在嵌套的 Python 字典中搜索键

本文介绍了在嵌套的 Python 字典中搜索键的处理方法，对大家解决问题具有一定的参考价值，需要的朋友们下面随着小编来一起学习吧！ 问题描述

我有一些这样的 Python 词典:

I have some Python dictionaries like this:

A = {id: {idnumber: condition},....

例如

A = {1: {11 : 567.54}, 2: {14 : 123.13}, .....

我需要搜索字典是否有任何 idnumber == 11 并用 condition 计算一些东西.但是如果在整个字典中没有任何idnumber == 11，我需要继续next字典.

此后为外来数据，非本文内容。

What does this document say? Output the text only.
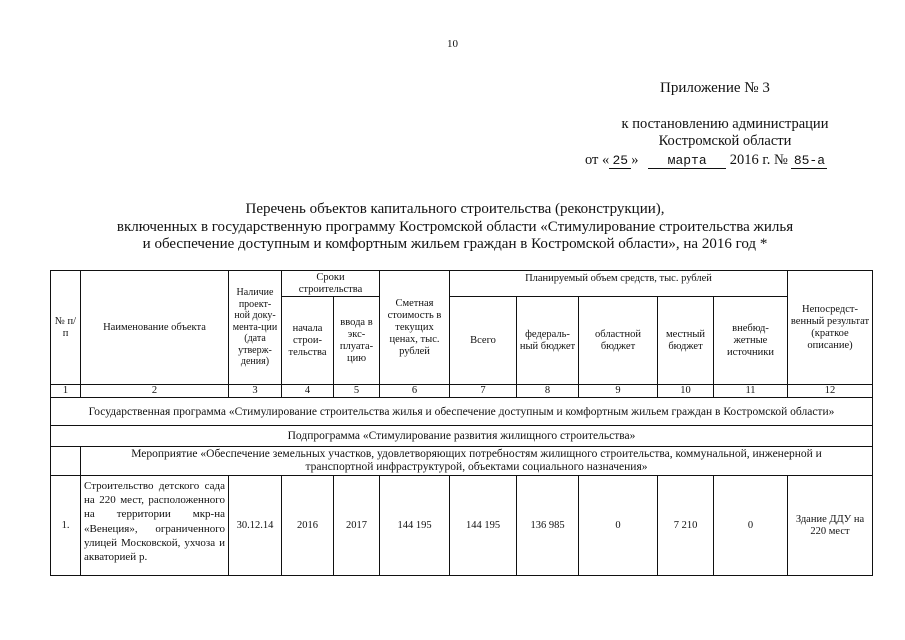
10
Приложение № 3
к постановлению администрации
Костромской области
от « 25 » марта 2016 г. № 85-а
Перечень объектов капитального строительства (реконструкции),
включенных в государственную программу Костромской области «Стимулирование строительства жилья
и обеспечение доступным и комфортным жильем граждан в Костромской области», на 2016 год *
№ п/п	Наименование объекта	Наличие проект-ной доку-мента-ции (дата утверж-дения)	Сроки строительства		Сметная стоимость в текущих ценах, тыс. рублей	Планируемый объем средств, тыс. рублей					Непосредст-венный результат (краткое описание)
			начала строи-тельства	ввода в экс-плуата-цию		Всего	федераль-ный бюджет	областной бюджет	местный бюджет	внебюд-жетные источники	
1	2	3	4	5	6	7	8	9	10	11	12
Государственная программа «Стимулирование строительства жилья и обеспечение доступным и комфортным жильем граждан в Костромской области»											
Подпрограмма «Стимулирование развития жилищного строительства»											
	Мероприятие «Обеспечение земельных участков, удовлетворяющих потребностям жилищного строительства, коммунальной, инженерной и транспортной инфраструктурой, объектами социального назначения»										
1.	Строительство детского сада на 220 мест, расположенного на территории мкр-на «Венеция», ограниченного улицей Московской, ухчоза и акваторией р.	30.12.14	2016	2017	144 195	144 195	136 985	0	7 210	0	Здание ДДУ на 220 мест
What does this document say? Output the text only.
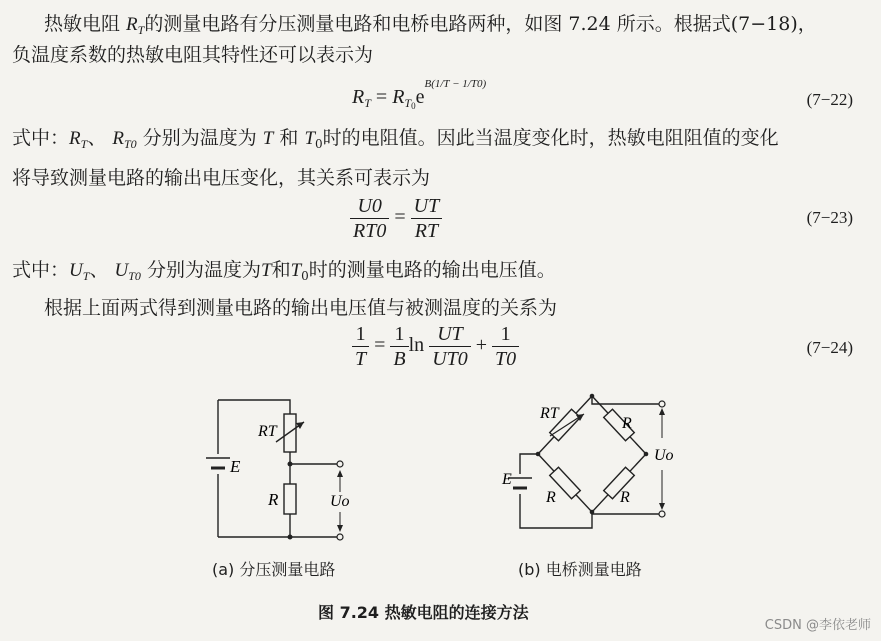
热敏电阻 $R_T$的测量电路有分压测量电路和电桥电路两种，如图 7.24 所示。根据式(7−18)，
负温度系数的热敏电阻其特性还可以表示为
$R_T = R_{T0}e^{B(1/T - 1/T0)}$
(7−22)
式中：$R_T$、 $R_{T0}$ 分别为温度为 T 和 $T_0$时的电阻值。因此当温度变化时，热敏电阻阻值的变化
将导致测量电路的输出电压变化，其关系可表示为
$\frac{U0}{RT0} = \frac{UT}{RT}$	(7−23)
式中：$U_T$、 $U_{T0}$ 分别为温度为T和$T_0$时的测量电路的输出电压值。
根据上面两式得到测量电路的输出电压值与被测温度的关系为
$\frac{1}{T} = \frac{1}{B}$ $\ln \frac{UT}{UT0} + \frac{1}{T0}$	(7−24)
RT
E
R	Uo
RT
R
R	R
E
Uo
(a) 分压测量电路	(b) 电桥测量电路
图 7.24 热敏电阻的连接方法
CSDN @李依老师
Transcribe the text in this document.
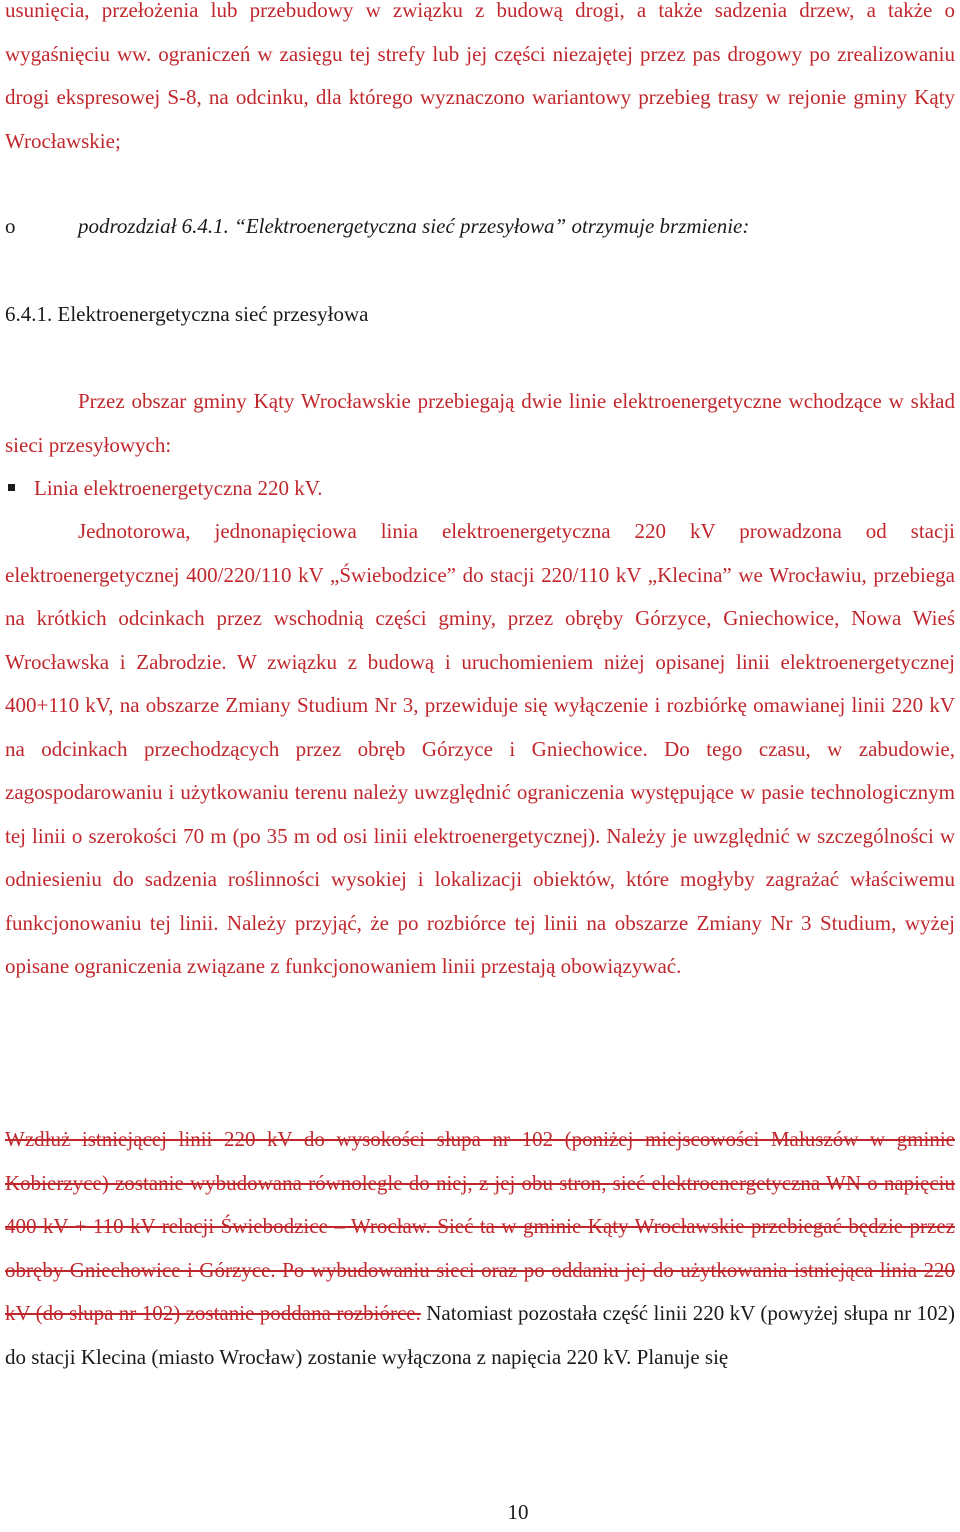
usunięcia, przełożenia lub przebudowy w związku z budową drogi, a także sadzenia drzew, a także o wygaśnięciu ww. ograniczeń w zasięgu tej strefy lub jej części niezajętej przez pas drogowy po zrealizowaniu drogi ekspresowej S-8, na odcinku, dla którego wyznaczono wariantowy przebieg trasy w rejonie gminy Kąty Wrocławskie;

o	podrozdział 6.4.1. “Elektroenergetyczna sieć przesyłowa” otrzymuje brzmienie:

6.4.1. Elektroenergetyczna sieć przesyłowa

Przez obszar gminy Kąty Wrocławskie przebiegają dwie linie elektroenergetyczne wchodzące w skład sieci przesyłowych:

Linia elektroenergetyczna 220 kV.

Jednotorowa, jednonapięciowa linia elektroenergetyczna 220 kV prowadzona od stacji elektroenergetycznej 400/220/110 kV „Świebodzice” do stacji 220/110 kV „Klecina” we Wrocławiu, przebiega na krótkich odcinkach przez wschodnią części gminy, przez obręby Górzyce, Gniechowice, Nowa Wieś Wrocławska i Zabrodzie. W związku z budową i uruchomieniem niżej opisanej linii elektroenergetycznej 400+110 kV, na obszarze Zmiany Studium Nr 3, przewiduje się wyłączenie i rozbiórkę omawianej linii 220 kV na odcinkach przechodzących przez obręb Górzyce i Gniechowice. Do tego czasu, w zabudowie, zagospodarowaniu i użytkowaniu terenu należy uwzględnić ograniczenia występujące w pasie technologicznym tej linii o szerokości 70 m (po 35 m od osi linii elektroenergetycznej). Należy je uwzględnić w szczególności w odniesieniu do sadzenia roślinności wysokiej i lokalizacji obiektów, które mogłyby zagrażać właściwemu funkcjonowaniu tej linii. Należy przyjąć, że po rozbiórce tej linii na obszarze Zmiany Nr 3 Studium, wyżej opisane ograniczenia związane z funkcjonowaniem linii przestają obowiązywać.

Wzdłuż istniejącej linii 220 kV do wysokości słupa nr 102 (poniżej miejscowości Małuszów w gminie Kobierzyce) zostanie wybudowana równolegle do niej, z jej obu stron, sieć elektroenergetyczna WN o napięciu 400 kV + 110 kV relacji Świebodzice – Wrocław. Sieć ta w gminie Kąty Wrocławskie przebiegać będzie przez obręby Gniechowice i Górzyce. Po wybudowaniu sieci oraz po oddaniu jej do użytkowania istniejąca linia 220 kV (do słupa nr 102) zostanie poddana rozbiórce. Natomiast pozostała część linii 220 kV (powyżej słupa nr 102) do stacji Klecina (miasto Wrocław) zostanie wyłączona z napięcia 220 kV. Planuje się

10
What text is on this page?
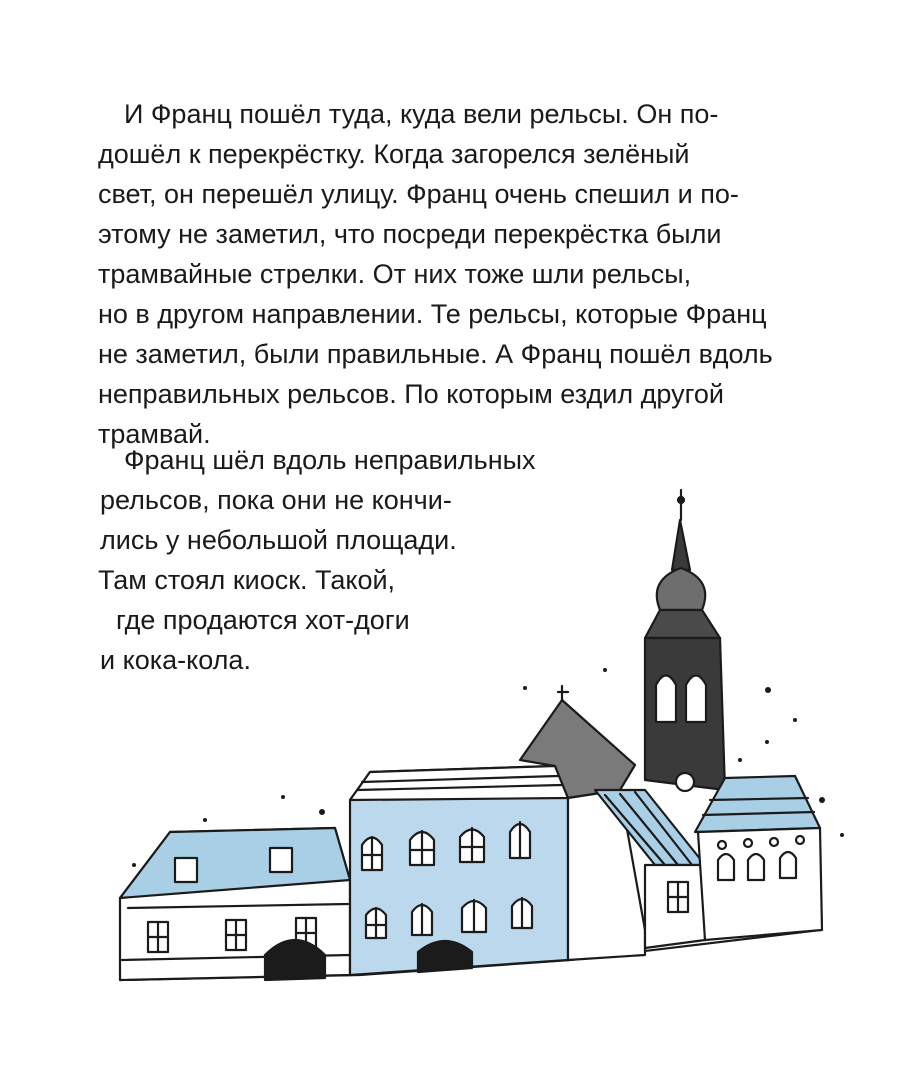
И Франц пошёл туда, куда вели рельсы. Он по-
дошёл к перекрёстку. Когда загорелся зелёный
свет, он перешёл улицу. Франц очень спешил и по-
этому не заметил, что посреди перекрёстка были
трамвайные стрелки. От них тоже шли рельсы,
но в другом направлении. Те рельсы, которые Франц
не заметил, были правильные. А Франц пошёл вдоль
неправильных рельсов. По которым ездил другой
трамвай.
Франц шёл вдоль неправильных
рельсов, пока они не кончи-
лись у небольшой площади.
Там стоял киоск. Такой,
где продаются хот-доги
и кока-кола.
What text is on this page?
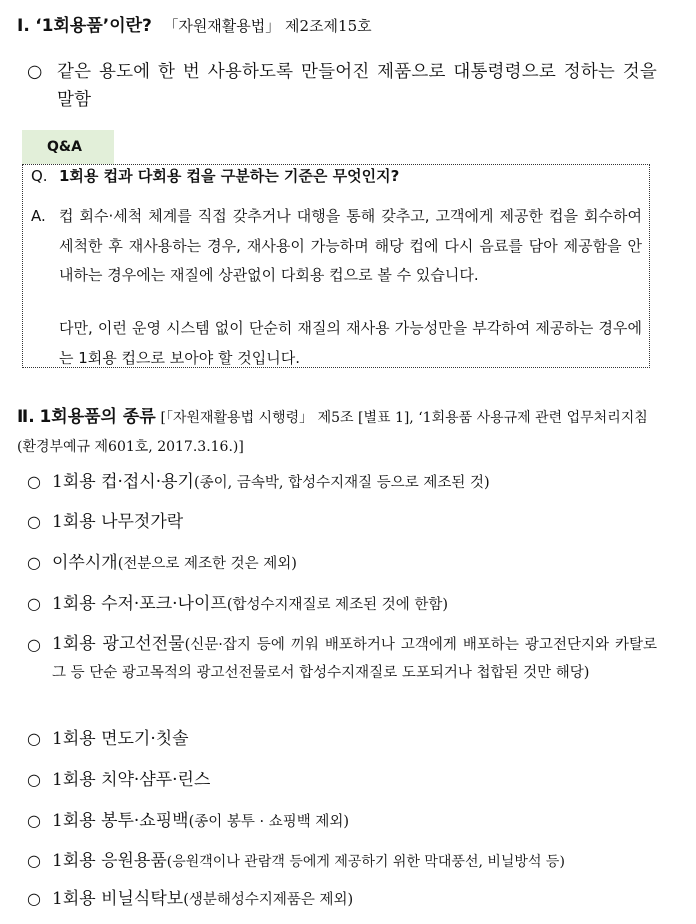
Ⅰ. ‘1회용품’이란? 「자원재활용법」 제2조제15호
○ 같은 용도에 한 번 사용하도록 만들어진 제품으로 대통령령으로 정하는 것을 말함
Q&A
Q. 1회용 컵과 다회용 컵을 구분하는 기준은 무엇인지?
A. 컵 회수·세척 체계를 직접 갖추거나 대행을 통해 갖추고, 고객에게 제공한 컵을 회수하여 세척한 후 재사용하는 경우, 재사용이 가능하며 해당 컵에 다시 음료를 담아 제공함을 안내하는 경우에는 재질에 상관없이 다회용 컵으로 볼 수 있습니다.
다만, 이런 운영 시스템 없이 단순히 재질의 재사용 가능성만을 부각하여 제공하는 경우에는 1회용 컵으로 보아야 할 것입니다.
Ⅱ. 1회용품의 종류 [「자원재활용법 시행령」 제5조 [별표 1], ‘1회용품 사용규제 관련 업무처리지침(환경부예규 제601호, 2017.3.16.)]
○ 1회용 컵·접시·용기(종이, 금속박, 합성수지재질 등으로 제조된 것)
○ 1회용 나무젓가락
○ 이쑤시개(전분으로 제조한 것은 제외)
○ 1회용 수저·포크·나이프(합성수지재질로 제조된 것에 한함)
○ 1회용 광고선전물(신문·잡지 등에 끼워 배포하거나 고객에게 배포하는 광고전단지와 카탈로그 등 단순 광고목적의 광고선전물로서 합성수지재질로 도포되거나 첩합된 것만 해당)
○ 1회용 면도기·칫솔
○ 1회용 치약·샴푸·린스
○ 1회용 봉투·쇼핑백(종이 봉투 · 쇼핑백 제외)
○ 1회용 응원용품(응원객이나 관람객 등에게 제공하기 위한 막대풍선, 비닐방석 등)
○ 1회용 비닐식탁보(생분해성수지제품은 제외)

I need to search if the dictionary has any idnumber == 11 and calculate something with the condition. But if in the entire dictionary doesn't have any idnumber == 11, I need to continue with the next dictionary.

这是我的尝试:

for id, idnumber in A.iteritems(): if 11 in idnumber.keys(): calculate = ...... else: break

推荐答案

离你很近了.

idnum = 11 # The loop and 'if' are good # You just had the 'break' in the wrong place for id, idnumber in A.iteritems(): if idnum in idnumber.keys(): # you can skip '.keys()', it's the default calculate = some_function_of(idnumber[idnum]) break # if we find it we're done looking - leave the loop # otherwise we continue to the next dictionary else: # this is the for loop's 'else' clause # if we don't find it at all, we end up here # because we never broke out of the loop calculate = your_default_value # or whatever you want to do if you don't find it

如果您需要知道内部 dict 中有多少个 11 作为键，您可以:

If you need to know how many 11s there are as keys in the inner dicts, you can:

idnum = 11 print sum(idnum in idnumber for idnumber in A.itervalues())

这是有效的，因为一个键只能在每个 dict 中出现一次，所以您只需要测试该键是否存在.in 返回等于 1 和 0 的 True 或 False，所以sum是idnum出现的次数.

This works because a key can only be in each dict once so you just have to test if the key exits. in returns True or False which are equal to 1 and 0, so the sum is the number of occurences of idnum.